O trombonista Jesus Alberto Guerrero Lugo, de 21 anos, está no Sistema desde os 9 e diz que pelo menos dez amigos próximos da orquestra deixaram o país no ano passado em busca de melhores oportunidades. “Antes, uma bolsa dava conta de comprar cinco pares de sapato, roupa, saia, comida na rua, sair para comer com sua namorada, fazer compras para casa e ainda sobrava algum dinheirinho para gastar. Agora, mal paga a passagem de ônibus.”
Jesus diz que a redução no poder de compra da bolsa passou a comprometer a dedicação exclusiva dos músicos. “Há muitos músicos bons que têm de largar a música para trabalhar em enfermaria ou em loja porque a coisa não está boa. Quando eu entrei, El Sistema era uma coisa linda, essas coisas não aconteciam. Fazíamos um seminário da manhã até a tarde e te davam almoço, refrigerante. Agora não dão nem água.”
Entre os jovens maestros, que participam da formação de adolescentes nos núcleos do Sistema, a preocupação é com a grande evasão de instrutores, que formam a próxima geração de crianças. Eles calculam que, em 2016, 3 mil professores deixaram o El Sistema e foram para o México, o Equador e os Estados Unidos. “A Orquestra de Jalisco, no México, hoje é metade feita de venezuelanos”, diz um maestro.
Jesus (foto abaixo) pretende ficar em Caracas por mais um ano, mas quer deixar o país – em busca do sonho de se tornar famoso como cantor de salsa. Ele toca com bandas na noite de Caracas como forma de ter uma renda adicional. Em agosto, seu celular foi roubado quando deixava um dos shows pela manhã. Não comprou um novo desde então. Acha muito caro. “Com os roubos, sequestros, assassinatos, você tendo ou não, te matam. Minha esperança é que a coisa melhore. Mas isso leva tempo. É triste.”

“Todos os jovens que podem agarram sua mala e vão. E seus pais vão dizer que fiquem? Para quê?”, diz a antropóloga Adelaida Struck, diretora da Faculdade de Ciências Econômicas e Sociais da UCV. “Na semana passada, tivemos a formatura de 423 estudantes. Em meu discurso, eu pedi: não vão embora da Venezuela, vocês são o futuro. Para um país que chega assim, ao fundo do poço, nós sabemos que, para recuperar, é preciso, no mínimo, uma geração.” Detrás de sua mesa, um retrato de Simon Bolívar espia seu amplo escritório no 8º andar do edifício central da faculdade.
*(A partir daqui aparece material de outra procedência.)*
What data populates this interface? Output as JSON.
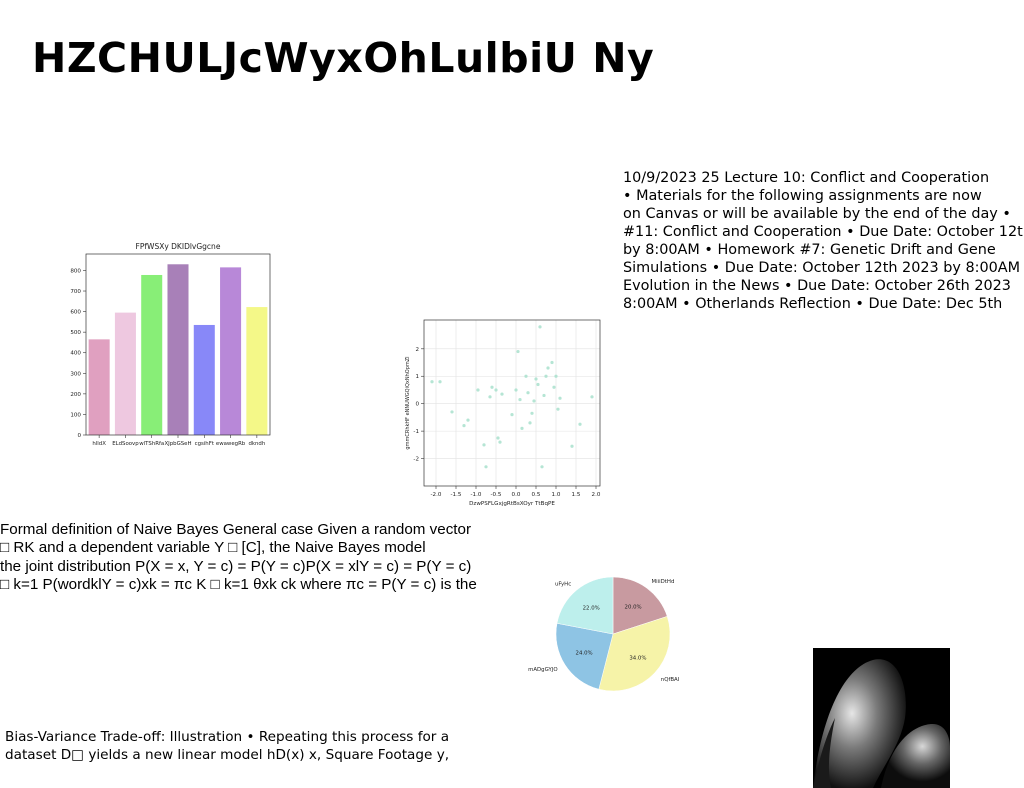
{
  "title": "HZCHULJcWyxOhLulbiU Ny",
  "lecture_text": {
    "lines": [
      "10/9/2023 25 Lecture 10: Conflict and Cooperation",
      "• Materials for the following assignments are now",
      "on Canvas or will be available by the end of the day •",
      "#11: Conflict and Cooperation • Due Date: October 12th",
      "by 8:00AM • Homework #7: Genetic Drift and Gene",
      "Simulations • Due Date: October 12th 2023 by 8:00AM",
      "Evolution in the News • Due Date: October 26th 2023",
      "8:00AM • Otherlands Reflection • Due Date: Dec 5th"
    ]
  },
  "naive_bayes_text": {
    "lines": [
      "Formal definition of Naive Bayes General case Given a random vector",
      "□ RK and a dependent variable Y □ [C], the Naive Bayes model",
      "the joint distribution P(X = x, Y = c) = P(Y = c)P(X = xlY = c) = P(Y = c)",
      "□ k=1 P(wordklY = c)xk = πc K □ k=1 θxk ck where πc = P(Y = c) is the"
    ]
  },
  "bias_text": {
    "lines": [
      "Bias-Variance Trade-off: Illustration • Repeating this process for a",
      "dataset D□ yields a new linear model hD(x) x, Square Footage y,"
    ]
  },
  "chart_data": [
    {
      "type": "bar",
      "title": "FPfWSXy DKIDlvGgcne",
      "categories": [
        "hlldX",
        "ELdSoovp",
        "wlTShRfa",
        "XJpbGSeH",
        "cgsihFt",
        "ewawegRb",
        "dkndh"
      ],
      "values": [
        465,
        595,
        778,
        830,
        535,
        815,
        622
      ],
      "colors": [
        "#e0a0c0",
        "#eec8e0",
        "#88ee77",
        "#a880b8",
        "#8888f8",
        "#b888d8",
        "#f4f888"
      ],
      "ylim": [
        0,
        880
      ],
      "yticks": [
        0,
        100,
        200,
        300,
        400,
        500,
        600,
        700,
        800
      ],
      "xlabel": "",
      "ylabel": "",
      "grid": false
    },
    {
      "type": "scatter",
      "title": "",
      "xlabel": "DzwPSFLGxjgRtBsXOyr TtBqPE",
      "ylabel": "gmmCRhkHF eNNUWGQiQxNhOpmZl",
      "xlim": [
        -2.3,
        2.1
      ],
      "ylim": [
        -3.0,
        3.05
      ],
      "xticks": [
        -2.0,
        -1.5,
        -1.0,
        -0.5,
        0.0,
        0.5,
        1.0,
        1.5,
        2.0
      ],
      "yticks": [
        -2,
        -1,
        0,
        1,
        2
      ],
      "grid": true,
      "color": "#a8e0cc",
      "points": [
        [
          -2.1,
          0.8
        ],
        [
          -1.9,
          0.8
        ],
        [
          -1.6,
          -0.3
        ],
        [
          -1.3,
          -0.8
        ],
        [
          -1.2,
          -0.6
        ],
        [
          -0.95,
          0.5
        ],
        [
          -0.8,
          -1.5
        ],
        [
          -0.75,
          -2.3
        ],
        [
          -0.65,
          0.25
        ],
        [
          -0.6,
          0.6
        ],
        [
          -0.5,
          0.5
        ],
        [
          -0.45,
          -1.25
        ],
        [
          -0.4,
          -1.4
        ],
        [
          -0.35,
          0.35
        ],
        [
          -0.1,
          -0.4
        ],
        [
          0.0,
          0.5
        ],
        [
          0.05,
          1.9
        ],
        [
          0.1,
          0.15
        ],
        [
          0.15,
          -0.9
        ],
        [
          0.25,
          1.0
        ],
        [
          0.3,
          0.4
        ],
        [
          0.35,
          -0.7
        ],
        [
          0.4,
          -0.35
        ],
        [
          0.45,
          0.1
        ],
        [
          0.5,
          0.9
        ],
        [
          0.55,
          0.7
        ],
        [
          0.6,
          2.8
        ],
        [
          0.65,
          -2.3
        ],
        [
          0.7,
          0.3
        ],
        [
          0.75,
          1.0
        ],
        [
          0.8,
          1.3
        ],
        [
          0.9,
          1.5
        ],
        [
          0.95,
          0.6
        ],
        [
          1.0,
          1.0
        ],
        [
          1.05,
          -0.2
        ],
        [
          1.1,
          0.2
        ],
        [
          1.4,
          -1.55
        ],
        [
          1.6,
          -0.75
        ],
        [
          1.9,
          0.25
        ]
      ]
    },
    {
      "type": "pie",
      "title": "",
      "labels": [
        "MiiiDtHd",
        "nQfBAI",
        "mADgGYJO",
        "uFyHc"
      ],
      "values": [
        20.0,
        34.0,
        24.0,
        22.0
      ],
      "value_labels": [
        "20.0%",
        "34.0%",
        "24.0%",
        "22.0%"
      ],
      "colors": [
        "#c89aa0",
        "#f6f3a8",
        "#8ec4e4",
        "#bdefec"
      ],
      "start_angle_deg": 90,
      "direction": "clockwise"
    }
  ],
  "image": {
    "description_icon": "abstract-render-image"
  }
}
Struck diz que a crise agravou um quadro orçamentário que já era ruim. “Meu orçamento mensal para toda a faculdade de administração, que tem 3.500 alunos, está em 10 mil bolívares [pouco mais de US$ 1], mais uma resma de papel, que vale 30 mil.” Segundo ela, boa parte das atividades da universidade está inviabilizada – os diretores flexibilizam o currículo e permitiram aulas à distância para lidar com as restrições de dinheiro e, recentemente, com os protestos.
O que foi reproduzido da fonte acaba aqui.